Quest’ultimo riposizionamento offre una interessante chiave di lettura per interpretare le scelte passate ma anche le possibili evoluzioni future: infatti secondo importanti teorie geoeconomiche e geopolitiche il Mediterrano (o più correttamente alcune sue parti) manteneva una notevole importanza in quanto terminale ultimo di un complesso sistema di pipeline terrestri e sottomarine che dal mar Caspio, attraverso il Mar Nero, avrebbero dovuto terminare nel Mar Adriatico (si trattava del cosiddetto sistema dei Tre Mari) aggirando la Russia. Un progetto così faraonico richiedeva ingentissimi investimenti che andavano adeguatamente tutelati: di qui (anche) il motivo della presenza USA / Nato nei Balcani, in Georgia, in Azerbaijan, etc. Insomma, il Mediterraneo non più considerato come un bacino chiuso, ma come parte di uno spazio politico, economico e militare ben più vasto e nel quale dunque la dimensione navale non era di primaria importanza.
La crisi siriana solleva questioni geopolitiche e geoeconomiche per certi aspetti affini: il paese retto dagli Assad è infatti un importante produttore e terminale petrolifero, al punto che potremmo tranquillamente inserirlo, per analogia, in un più meridionale “sistema dei Tre Mari” (Mar Mediterraneo – Mar Rosso – Mar Arabico / Golfo Persico).

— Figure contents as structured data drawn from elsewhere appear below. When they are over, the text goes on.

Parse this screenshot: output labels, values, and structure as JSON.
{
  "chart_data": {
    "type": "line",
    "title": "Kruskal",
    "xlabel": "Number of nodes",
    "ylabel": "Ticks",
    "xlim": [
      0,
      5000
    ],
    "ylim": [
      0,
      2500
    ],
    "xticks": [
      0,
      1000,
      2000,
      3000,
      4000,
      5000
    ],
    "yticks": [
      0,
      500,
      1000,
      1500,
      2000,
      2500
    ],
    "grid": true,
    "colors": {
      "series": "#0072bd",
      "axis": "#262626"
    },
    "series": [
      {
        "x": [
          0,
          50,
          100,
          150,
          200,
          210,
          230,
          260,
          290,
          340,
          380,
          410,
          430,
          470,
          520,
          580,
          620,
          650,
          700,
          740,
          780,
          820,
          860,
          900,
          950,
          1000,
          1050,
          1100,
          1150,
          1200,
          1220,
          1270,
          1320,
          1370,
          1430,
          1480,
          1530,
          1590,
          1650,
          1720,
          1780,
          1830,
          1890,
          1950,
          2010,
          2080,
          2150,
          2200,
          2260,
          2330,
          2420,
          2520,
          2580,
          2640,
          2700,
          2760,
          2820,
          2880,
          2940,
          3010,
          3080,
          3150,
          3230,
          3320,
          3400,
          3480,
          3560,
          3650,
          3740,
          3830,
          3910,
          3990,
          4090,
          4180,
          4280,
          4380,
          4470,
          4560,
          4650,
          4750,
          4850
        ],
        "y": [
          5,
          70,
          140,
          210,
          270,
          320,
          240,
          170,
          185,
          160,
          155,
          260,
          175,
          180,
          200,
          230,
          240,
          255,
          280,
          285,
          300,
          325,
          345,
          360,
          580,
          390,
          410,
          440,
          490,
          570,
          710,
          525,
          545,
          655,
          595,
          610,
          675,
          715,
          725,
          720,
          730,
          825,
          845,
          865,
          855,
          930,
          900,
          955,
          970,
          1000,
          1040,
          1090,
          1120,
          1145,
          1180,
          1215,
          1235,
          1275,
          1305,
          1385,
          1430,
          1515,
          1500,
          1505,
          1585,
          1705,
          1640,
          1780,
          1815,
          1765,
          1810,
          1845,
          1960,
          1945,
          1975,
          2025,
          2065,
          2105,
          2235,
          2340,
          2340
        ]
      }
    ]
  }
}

Vi è però una differenza non trascurabile in questo scenario: qui la componente navale assume un’importanza ben maggiore quando non addirittura decisiva dal momento che deve essere assicurato il transito tanto delle petroliere (Hormuz, Aden) quanto quello delle enormi Ro-Ro portacontainer (Suez).

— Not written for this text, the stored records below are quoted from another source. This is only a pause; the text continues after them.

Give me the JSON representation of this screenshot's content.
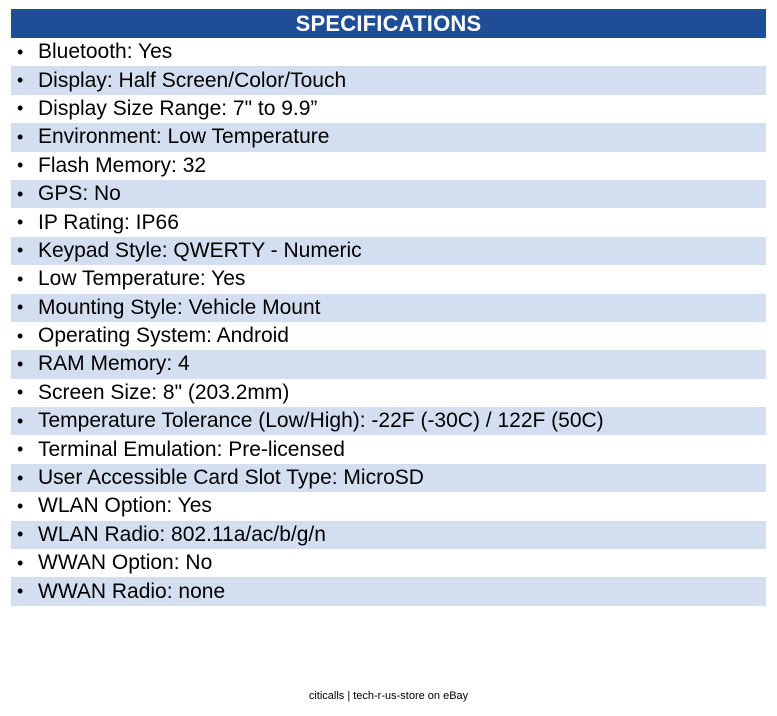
{
  "header": {
    "title": "SPECIFICATIONS"
  },
  "bullet_glyph": "•",
  "specs": [
    "Bluetooth: Yes",
    "Display: Half Screen/Color/Touch",
    "Display Size Range: 7\" to 9.9”",
    "Environment: Low Temperature",
    "Flash Memory: 32",
    "GPS: No",
    "IP Rating: IP66",
    "Keypad Style: QWERTY - Numeric",
    "Low Temperature: Yes",
    "Mounting Style: Vehicle Mount",
    "Operating System: Android",
    "RAM Memory: 4",
    "Screen Size: 8\" (203.2mm)",
    "Temperature Tolerance (Low/High): -22F (-30C) / 122F (50C)",
    "Terminal Emulation: Pre-licensed",
    "User Accessible Card Slot Type: MicroSD",
    "WLAN Option: Yes",
    "WLAN Radio: 802.11a/ac/b/g/n",
    "WWAN Option: No",
    "WWAN Radio: none"
  ],
  "footer": {
    "text": "citicalls | tech-r-us-store on eBay"
  },
  "colors": {
    "header_bg": "#1f4e97",
    "stripe": "#d3dff0"
  }
}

Insomma, per riprendere e chiudere il discorso portato avanti in questo lungo post, il mare Mediterraneo (ed in particolare quello Orientale, a sua volta inserito in ottica moderna all’interno di un insieme di bacini comunicanti) torna ad essere un elemento centrale della politica internazionale: non si tratta di un cambiamento di poco conto, cambiamento che dovrebbe far riflettere sulla miopia imperante a Bruxelles dove si persevera nel trascurare sistematicamente il “fronte Sud” dell’Unione, sarà perché rappresentato dai tanto denigrati PIGS (più Cipro, di cui spesso ci si dimentica).

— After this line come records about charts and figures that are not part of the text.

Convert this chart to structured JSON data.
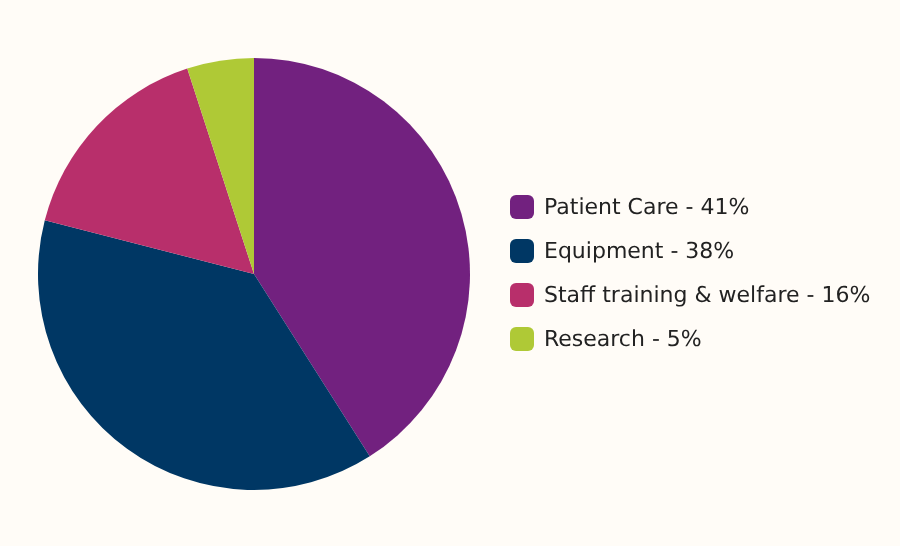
{
  "chart_data": {
    "type": "pie",
    "categories": [
      "Patient Care - 41%",
      "Equipment - 38%",
      "Staff training & welfare - 16%",
      "Research - 5%"
    ],
    "values": [
      41,
      38,
      16,
      5
    ],
    "colors": [
      "#72217f",
      "#003764",
      "#b82f6b",
      "#afc936"
    ],
    "legend": "right"
  }
}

Se al netto di tutto ciò possiamo ugualmente salutare con soddisfazione questo “ritorno”, ben altro ragionamento può essere fatto per quanto concerne l’unità! Constatiamo infatti ogni giorno di più come il portato della Primavera Araba sia l’instaurazione, nei paesi che ne sono stati attraversati, di governi non esattamente laici e/o moderati. Vedremo nei prossimi mesi se aperti almeno al dialogo.